Heiden likes to fish a medium-light or medium-action spinning outfit, including an Eagle Claw spinning reel spooled with 12-pound test line. He sticks mostly with a 1/8- to ¼-ounce leadhead jigs onto which he threads a curlytail grub or a Gulp molting shrimp. Electric chicken and new penny are his favorite colors.

"The newest Gulp baits are better because the scent lasts forever. It does make a difference at this time of year," he said. "You need a slow retrieve - shoot, sometimes you don't have to do anything but let it sit. I'll cast to a school and make a real short retrieve, then stop it, then a short retrieve, then stop it and let it settle down to the bottom. Usually, you're fishing in one foot of water or less. I'll cast to the edge of a school; I don't try to cast right to the middle of them because you don't want to spook them and scare them off."

Heiden said the edges of big pods of reds may be the best shot for another reason. The shallowest water is usually the warmest, because the sandy marsh bottoms get good mid-day sunshine.

Hedrick keys on what he likes to call "little finger creeks." He first noticed the amount of reds back in those kinds of areas while oystering several years ago. "They're just sitting back there," he said. "I got into 'em a couple of years ago when I was out oystering. I was walking from one oyster bed to another, and I saw all these redfish in the backs of the creeks.

"They're more in the finger-type creeks, the shallow ones, than they are on the main creeks. You might find 'em on points, but not on those main creeks.

"On a falling tide, they're so far back that they'll move out, but not to the main channels. I look for them in the sunny portions of creeks. I know the (SCDNR) guys have been flying over the marsh, looking down at those creeks and seeing all those reds and saying, 'Oh my gosh.'"

Hedrick said that big schools of reds are not hard to find. The water is so clear, and there are usually so many fish, that the school shows up as a dark shadow under the water. And then, there's the peculiar "torpedo-shaped" wake that a redfish makes as it is cruising just below the surface. There's no mistaking it for the sharper "V" wakes made by smaller baitfish such as mullet, at other times of the year.
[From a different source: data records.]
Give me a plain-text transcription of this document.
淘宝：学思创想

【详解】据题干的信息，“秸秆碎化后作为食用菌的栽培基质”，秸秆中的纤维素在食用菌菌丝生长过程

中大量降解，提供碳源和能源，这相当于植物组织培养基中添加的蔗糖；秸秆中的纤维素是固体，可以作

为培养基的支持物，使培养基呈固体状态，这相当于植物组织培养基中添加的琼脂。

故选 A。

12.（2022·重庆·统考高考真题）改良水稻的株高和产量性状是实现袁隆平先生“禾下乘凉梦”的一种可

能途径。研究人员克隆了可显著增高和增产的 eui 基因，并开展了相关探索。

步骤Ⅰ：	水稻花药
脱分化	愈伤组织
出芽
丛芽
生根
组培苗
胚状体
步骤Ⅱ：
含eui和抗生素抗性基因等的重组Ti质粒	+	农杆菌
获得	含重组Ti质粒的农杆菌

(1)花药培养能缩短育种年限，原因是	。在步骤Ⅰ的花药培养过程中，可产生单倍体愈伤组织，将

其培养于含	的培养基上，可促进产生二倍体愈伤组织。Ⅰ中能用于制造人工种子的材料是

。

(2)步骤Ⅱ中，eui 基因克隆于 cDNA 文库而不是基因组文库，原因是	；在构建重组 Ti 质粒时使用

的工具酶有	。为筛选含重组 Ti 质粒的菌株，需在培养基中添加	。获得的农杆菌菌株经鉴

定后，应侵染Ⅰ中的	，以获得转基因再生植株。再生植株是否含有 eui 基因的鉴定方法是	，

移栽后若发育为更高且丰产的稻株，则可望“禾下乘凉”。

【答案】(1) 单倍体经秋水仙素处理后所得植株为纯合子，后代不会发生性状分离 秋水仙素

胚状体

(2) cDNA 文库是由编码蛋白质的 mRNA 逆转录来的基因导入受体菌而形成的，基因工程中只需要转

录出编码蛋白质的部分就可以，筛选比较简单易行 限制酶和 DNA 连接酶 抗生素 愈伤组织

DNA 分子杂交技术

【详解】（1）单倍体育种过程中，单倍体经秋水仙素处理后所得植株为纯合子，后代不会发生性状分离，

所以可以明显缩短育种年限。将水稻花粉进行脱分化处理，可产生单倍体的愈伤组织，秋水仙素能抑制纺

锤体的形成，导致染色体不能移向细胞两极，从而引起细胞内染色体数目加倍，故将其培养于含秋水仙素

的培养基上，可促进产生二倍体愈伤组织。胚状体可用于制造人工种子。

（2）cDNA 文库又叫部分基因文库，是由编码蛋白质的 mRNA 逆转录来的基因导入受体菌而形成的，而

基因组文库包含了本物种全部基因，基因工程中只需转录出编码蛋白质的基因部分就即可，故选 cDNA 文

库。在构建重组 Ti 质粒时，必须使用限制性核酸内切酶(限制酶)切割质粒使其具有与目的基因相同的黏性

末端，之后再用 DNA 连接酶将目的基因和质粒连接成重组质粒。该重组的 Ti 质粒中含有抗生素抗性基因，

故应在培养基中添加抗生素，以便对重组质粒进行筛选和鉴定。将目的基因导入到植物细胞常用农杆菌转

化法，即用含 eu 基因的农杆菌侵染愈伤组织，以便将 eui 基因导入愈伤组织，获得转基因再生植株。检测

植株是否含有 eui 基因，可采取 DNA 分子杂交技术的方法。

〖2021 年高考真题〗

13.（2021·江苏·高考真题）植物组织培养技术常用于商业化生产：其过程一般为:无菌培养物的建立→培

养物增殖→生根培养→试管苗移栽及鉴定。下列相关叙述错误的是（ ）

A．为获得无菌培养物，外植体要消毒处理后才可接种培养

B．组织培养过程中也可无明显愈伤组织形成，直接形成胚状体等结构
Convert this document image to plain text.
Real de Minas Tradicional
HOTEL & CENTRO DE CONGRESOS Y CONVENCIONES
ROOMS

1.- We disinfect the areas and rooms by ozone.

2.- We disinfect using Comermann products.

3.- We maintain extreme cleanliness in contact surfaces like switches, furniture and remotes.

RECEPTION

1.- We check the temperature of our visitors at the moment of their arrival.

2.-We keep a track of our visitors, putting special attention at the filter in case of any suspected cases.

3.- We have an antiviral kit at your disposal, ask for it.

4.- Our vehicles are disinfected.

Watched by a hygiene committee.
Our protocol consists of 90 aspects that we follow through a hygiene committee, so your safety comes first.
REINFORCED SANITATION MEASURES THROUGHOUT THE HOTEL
"You need to be looking well ahead of your boat," Hedrick said. "Sometimes they're so shallow that you can see their fins sticking out of the water. If you aren't already on your trolling motor, you need to get on it right away. I use a Power Pole when I'm back there. When I see 'em, I stop the boat immediately and start casting."

Hedrick likes spinning tackle when stalking winter redfish. He'll fish soft-plastic artificials - the Gulp molting shrimp in the new penny color is one of his favorites - on a leadhead, but he'll also fish cut bait under a cork or on a Carolina rig. Live bait is typically unavailable.

"There are some real small minnows around oyster beds, and a lot of little red worms in the oyster beds," he said. "If you want to, you can catch 'em on a piece of cut mullet if you have some that you've caught fresh back in the summer and brined - salted. Big reds will go crazy over them. I'll fish them under a cork or on a Carolina rig, with a leader of about 18 to 24 inches of 25-pound Seaguar fluorocarbon.

"The presentation has got to be real subtle. I'd rather short cast than throw right in the middle of them."

Hedrick also said that winter reds are suckers for a spinnerbait, "but you have to slow roll it," he said. "I like to fish a spinnerbait with double blades, gold Colorado blades, with a little pink in the body to give it a shrimpy look. I like to throw it way past my target and bring it back slowly, slowly - just enough to keep the blades moving."